Oils and Fats to Consume In Moderation
Some fats are nutritious and beneficial to the body but should still be consumed in moderation if they are eaten. Many contain high levels of Omega-6 fats and can, therefore, mess up the balance of fats in the body.
- Flaxseed Oil– Though it contains a good amount of Omega-3s, it also has a lot of Omega-6s and its high in polyunsaturated fat content makes it prone to oxidation if heated. It’s not recommended, but it’s certainly not the worst option. Ground Flaxseed though, are great to add to your smoothies!
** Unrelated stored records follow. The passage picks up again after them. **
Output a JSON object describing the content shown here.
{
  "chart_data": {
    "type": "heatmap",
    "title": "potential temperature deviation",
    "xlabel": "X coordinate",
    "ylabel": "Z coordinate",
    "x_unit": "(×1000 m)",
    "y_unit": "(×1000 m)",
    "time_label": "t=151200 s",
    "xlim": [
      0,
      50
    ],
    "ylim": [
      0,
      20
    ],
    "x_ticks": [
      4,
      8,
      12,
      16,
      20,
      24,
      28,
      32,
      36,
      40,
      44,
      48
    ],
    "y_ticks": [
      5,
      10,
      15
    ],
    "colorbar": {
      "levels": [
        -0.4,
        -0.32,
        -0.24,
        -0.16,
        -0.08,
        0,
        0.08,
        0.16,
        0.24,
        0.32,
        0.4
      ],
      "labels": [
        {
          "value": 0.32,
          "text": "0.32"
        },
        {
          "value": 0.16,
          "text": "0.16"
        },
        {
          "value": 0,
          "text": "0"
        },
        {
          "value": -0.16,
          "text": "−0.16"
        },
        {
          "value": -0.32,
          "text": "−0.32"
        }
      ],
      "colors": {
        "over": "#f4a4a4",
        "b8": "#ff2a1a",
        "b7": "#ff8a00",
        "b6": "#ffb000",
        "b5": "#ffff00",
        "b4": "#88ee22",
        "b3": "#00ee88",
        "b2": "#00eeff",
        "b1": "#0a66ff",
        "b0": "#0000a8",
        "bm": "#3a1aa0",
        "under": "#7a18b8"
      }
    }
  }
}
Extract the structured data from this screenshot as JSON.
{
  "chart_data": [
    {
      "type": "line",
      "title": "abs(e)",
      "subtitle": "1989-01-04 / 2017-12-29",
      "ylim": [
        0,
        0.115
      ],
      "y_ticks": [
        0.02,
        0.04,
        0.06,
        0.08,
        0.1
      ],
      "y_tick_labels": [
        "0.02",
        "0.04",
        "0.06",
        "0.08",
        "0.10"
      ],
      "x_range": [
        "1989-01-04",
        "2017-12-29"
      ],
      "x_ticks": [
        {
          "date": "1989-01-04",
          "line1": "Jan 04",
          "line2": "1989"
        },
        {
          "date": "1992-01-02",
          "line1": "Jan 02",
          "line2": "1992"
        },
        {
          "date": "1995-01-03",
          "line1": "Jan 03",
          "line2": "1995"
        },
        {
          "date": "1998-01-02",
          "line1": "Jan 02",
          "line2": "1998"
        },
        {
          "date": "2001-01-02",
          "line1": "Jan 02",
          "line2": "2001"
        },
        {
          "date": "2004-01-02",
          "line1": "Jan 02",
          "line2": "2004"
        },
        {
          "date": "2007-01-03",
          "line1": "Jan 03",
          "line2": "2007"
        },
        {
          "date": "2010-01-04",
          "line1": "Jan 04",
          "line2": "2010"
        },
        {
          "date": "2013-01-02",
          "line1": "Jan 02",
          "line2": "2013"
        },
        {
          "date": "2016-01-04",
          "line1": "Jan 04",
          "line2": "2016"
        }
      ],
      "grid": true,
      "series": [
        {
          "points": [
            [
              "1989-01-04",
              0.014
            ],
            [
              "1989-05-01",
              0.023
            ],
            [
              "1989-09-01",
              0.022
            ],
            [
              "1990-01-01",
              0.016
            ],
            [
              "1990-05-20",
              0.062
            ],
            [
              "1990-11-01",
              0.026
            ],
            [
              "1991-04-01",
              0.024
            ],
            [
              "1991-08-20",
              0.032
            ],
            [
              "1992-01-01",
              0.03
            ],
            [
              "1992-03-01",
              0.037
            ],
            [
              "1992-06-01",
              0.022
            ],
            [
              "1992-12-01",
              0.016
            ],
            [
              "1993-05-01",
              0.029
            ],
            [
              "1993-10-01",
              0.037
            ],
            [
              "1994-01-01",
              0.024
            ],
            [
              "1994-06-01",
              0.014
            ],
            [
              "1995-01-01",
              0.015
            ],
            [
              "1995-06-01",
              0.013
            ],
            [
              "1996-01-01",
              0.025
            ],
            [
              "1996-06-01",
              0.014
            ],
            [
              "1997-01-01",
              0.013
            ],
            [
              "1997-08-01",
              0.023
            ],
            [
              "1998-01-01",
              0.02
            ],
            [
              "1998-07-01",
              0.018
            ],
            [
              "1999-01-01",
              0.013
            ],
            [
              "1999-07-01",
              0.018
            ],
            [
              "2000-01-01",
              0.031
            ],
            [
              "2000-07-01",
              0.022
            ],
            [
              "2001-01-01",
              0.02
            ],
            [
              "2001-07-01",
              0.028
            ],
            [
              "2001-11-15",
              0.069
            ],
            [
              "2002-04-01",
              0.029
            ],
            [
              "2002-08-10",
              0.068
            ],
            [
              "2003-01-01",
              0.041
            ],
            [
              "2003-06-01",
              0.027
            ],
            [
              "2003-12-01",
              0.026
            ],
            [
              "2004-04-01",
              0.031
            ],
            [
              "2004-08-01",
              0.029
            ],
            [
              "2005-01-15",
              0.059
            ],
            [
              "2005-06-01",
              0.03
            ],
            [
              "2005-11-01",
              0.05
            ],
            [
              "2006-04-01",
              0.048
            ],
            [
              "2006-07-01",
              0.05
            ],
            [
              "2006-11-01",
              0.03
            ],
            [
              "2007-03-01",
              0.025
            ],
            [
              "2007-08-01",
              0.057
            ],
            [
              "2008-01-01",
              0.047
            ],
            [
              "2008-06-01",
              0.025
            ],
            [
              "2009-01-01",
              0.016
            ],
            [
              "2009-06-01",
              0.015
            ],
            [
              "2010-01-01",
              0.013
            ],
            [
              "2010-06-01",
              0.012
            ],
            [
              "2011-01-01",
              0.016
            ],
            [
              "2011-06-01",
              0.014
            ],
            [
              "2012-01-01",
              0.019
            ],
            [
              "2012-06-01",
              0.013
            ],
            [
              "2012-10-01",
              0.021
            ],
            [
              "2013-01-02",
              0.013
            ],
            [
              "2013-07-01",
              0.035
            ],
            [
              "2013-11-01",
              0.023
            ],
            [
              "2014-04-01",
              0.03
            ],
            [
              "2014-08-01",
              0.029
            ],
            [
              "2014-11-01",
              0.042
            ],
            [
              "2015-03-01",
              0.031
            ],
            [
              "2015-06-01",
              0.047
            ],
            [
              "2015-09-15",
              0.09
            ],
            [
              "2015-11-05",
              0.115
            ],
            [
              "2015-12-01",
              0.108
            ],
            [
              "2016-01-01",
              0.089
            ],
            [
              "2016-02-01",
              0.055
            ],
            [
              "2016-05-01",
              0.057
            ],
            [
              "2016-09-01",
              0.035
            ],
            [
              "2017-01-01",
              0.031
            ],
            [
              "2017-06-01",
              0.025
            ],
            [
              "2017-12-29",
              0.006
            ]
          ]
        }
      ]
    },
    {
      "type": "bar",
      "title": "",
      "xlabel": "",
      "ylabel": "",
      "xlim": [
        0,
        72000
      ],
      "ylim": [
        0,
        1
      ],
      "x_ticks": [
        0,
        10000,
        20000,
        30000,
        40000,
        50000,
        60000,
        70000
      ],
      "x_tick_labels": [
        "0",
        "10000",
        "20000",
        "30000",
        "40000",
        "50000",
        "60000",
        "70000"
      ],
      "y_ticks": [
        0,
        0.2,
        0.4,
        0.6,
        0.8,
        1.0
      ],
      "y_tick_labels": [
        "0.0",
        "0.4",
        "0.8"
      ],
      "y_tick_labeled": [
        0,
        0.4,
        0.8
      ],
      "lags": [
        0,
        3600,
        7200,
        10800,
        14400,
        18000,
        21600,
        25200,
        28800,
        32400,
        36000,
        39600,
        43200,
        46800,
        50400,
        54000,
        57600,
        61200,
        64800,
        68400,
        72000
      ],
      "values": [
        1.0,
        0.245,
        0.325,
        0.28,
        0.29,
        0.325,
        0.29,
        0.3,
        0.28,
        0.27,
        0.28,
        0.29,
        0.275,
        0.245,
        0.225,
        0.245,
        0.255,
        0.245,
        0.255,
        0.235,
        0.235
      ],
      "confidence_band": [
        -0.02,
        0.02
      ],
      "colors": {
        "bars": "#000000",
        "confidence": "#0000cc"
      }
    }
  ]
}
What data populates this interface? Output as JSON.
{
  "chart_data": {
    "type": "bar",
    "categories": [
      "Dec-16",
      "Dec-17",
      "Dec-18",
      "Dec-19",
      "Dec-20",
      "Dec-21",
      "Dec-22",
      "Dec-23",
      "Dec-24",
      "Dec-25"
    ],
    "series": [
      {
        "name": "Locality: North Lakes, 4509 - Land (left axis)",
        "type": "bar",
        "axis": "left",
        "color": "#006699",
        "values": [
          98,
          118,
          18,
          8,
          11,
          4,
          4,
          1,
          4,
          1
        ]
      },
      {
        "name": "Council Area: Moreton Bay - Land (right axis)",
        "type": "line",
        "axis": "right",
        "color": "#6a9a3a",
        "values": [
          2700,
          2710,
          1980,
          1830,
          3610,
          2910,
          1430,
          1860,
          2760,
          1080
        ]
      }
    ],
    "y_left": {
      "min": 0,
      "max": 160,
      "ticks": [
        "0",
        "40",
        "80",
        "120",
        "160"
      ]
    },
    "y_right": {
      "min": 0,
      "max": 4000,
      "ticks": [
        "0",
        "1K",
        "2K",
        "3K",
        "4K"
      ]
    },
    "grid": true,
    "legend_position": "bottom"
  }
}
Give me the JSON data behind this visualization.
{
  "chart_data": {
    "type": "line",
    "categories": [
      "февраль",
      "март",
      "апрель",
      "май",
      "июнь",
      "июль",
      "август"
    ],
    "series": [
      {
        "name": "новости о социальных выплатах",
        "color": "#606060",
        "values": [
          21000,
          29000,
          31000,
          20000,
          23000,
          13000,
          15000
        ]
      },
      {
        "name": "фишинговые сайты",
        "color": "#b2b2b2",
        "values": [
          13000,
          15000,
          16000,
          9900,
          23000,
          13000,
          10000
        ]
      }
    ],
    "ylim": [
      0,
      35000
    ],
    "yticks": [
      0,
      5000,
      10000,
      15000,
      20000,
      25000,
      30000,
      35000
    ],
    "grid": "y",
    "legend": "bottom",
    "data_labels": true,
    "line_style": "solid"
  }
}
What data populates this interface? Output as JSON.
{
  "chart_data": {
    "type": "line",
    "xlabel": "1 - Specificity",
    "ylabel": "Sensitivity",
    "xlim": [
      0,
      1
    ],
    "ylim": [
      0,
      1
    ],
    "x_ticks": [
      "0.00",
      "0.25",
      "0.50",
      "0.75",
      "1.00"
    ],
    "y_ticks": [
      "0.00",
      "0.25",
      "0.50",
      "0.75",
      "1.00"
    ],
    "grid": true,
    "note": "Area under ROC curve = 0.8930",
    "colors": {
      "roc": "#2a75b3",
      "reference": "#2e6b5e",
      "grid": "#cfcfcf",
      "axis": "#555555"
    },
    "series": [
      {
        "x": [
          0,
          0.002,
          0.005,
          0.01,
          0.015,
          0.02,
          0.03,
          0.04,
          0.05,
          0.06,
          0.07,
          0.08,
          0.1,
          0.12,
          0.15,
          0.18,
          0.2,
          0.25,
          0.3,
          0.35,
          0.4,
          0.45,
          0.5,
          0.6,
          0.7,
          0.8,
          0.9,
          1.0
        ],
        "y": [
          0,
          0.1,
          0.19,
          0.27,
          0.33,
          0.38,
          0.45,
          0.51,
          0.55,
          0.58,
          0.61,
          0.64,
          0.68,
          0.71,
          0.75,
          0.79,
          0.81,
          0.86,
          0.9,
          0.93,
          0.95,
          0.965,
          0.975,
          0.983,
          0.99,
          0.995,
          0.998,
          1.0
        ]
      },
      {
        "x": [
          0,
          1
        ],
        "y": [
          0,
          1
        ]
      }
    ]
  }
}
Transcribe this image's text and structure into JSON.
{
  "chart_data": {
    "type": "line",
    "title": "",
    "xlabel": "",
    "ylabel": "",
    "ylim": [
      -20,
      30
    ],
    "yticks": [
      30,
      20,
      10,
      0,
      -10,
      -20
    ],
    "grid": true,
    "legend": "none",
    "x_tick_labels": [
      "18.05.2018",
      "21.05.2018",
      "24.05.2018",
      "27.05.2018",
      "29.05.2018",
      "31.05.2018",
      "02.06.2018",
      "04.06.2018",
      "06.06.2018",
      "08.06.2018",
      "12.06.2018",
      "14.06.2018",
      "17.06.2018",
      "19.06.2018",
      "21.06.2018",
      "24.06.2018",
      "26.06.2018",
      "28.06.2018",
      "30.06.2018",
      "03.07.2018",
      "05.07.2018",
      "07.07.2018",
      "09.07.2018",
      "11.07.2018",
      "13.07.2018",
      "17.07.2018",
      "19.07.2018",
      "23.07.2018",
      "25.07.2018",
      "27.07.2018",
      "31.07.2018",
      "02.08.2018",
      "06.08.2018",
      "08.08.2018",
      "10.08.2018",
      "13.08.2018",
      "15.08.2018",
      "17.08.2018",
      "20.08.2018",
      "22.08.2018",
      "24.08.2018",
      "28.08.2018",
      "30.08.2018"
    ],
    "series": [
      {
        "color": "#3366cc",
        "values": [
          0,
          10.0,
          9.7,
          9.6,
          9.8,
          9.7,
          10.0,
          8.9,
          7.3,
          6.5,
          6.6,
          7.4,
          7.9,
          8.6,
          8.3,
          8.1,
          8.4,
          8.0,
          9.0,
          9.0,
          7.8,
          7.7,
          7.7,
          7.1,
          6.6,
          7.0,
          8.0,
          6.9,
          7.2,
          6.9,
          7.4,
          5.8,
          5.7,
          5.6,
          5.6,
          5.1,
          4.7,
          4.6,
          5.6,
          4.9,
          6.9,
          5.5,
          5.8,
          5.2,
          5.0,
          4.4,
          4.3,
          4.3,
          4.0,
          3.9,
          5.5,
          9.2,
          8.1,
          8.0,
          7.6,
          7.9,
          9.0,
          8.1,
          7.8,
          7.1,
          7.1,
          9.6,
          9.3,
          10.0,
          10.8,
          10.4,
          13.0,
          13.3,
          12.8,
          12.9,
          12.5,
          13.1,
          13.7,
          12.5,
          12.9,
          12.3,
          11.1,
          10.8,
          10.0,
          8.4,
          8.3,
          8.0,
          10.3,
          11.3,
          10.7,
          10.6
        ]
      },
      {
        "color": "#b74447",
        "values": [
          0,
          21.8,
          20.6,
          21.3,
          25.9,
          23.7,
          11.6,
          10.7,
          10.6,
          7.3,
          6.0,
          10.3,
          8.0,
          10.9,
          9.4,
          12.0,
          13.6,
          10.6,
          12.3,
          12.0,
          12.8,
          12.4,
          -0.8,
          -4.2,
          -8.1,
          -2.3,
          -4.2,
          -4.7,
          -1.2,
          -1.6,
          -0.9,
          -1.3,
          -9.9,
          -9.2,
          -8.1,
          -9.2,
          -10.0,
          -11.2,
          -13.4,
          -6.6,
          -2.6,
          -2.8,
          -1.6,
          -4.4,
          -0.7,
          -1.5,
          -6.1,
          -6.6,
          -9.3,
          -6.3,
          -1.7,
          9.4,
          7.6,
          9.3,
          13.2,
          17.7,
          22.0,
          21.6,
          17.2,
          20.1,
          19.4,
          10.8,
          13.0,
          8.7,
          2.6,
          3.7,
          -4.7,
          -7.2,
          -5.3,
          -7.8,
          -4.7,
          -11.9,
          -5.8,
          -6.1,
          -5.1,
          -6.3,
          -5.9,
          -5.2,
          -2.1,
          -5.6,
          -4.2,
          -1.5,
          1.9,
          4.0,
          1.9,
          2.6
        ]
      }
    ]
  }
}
- Walnut Oil– Also high in Omega-6 fats, but it has a great rich taste and can be safely used occasionally in dressings or desserts.
- Macadamia Nut Oil– It’s expensive but it has a great taste. It can be used for salad dressings or to create a home-made mayonnaise.
- Nuts– Most types of nuts (remember peanuts are not nuts) are a good source of protein and healthy fats and can be eaten in moderation without problem. Just check to make sure they haven’t been cooked in vegetable oils, which is often the case.
What to Do with the Vegetable Oils You Have Already?
If you already have some of the unhealthy vegetable oils in your house… don’t eat them! It’s hard to throw away food, but you can use some of them in other ways. To oil down tools, make play dough, or as a floor cleaner. Just DON’T eat them!
Are you ready to throw out the vegetable oils? Still think canola oil is heart healthy?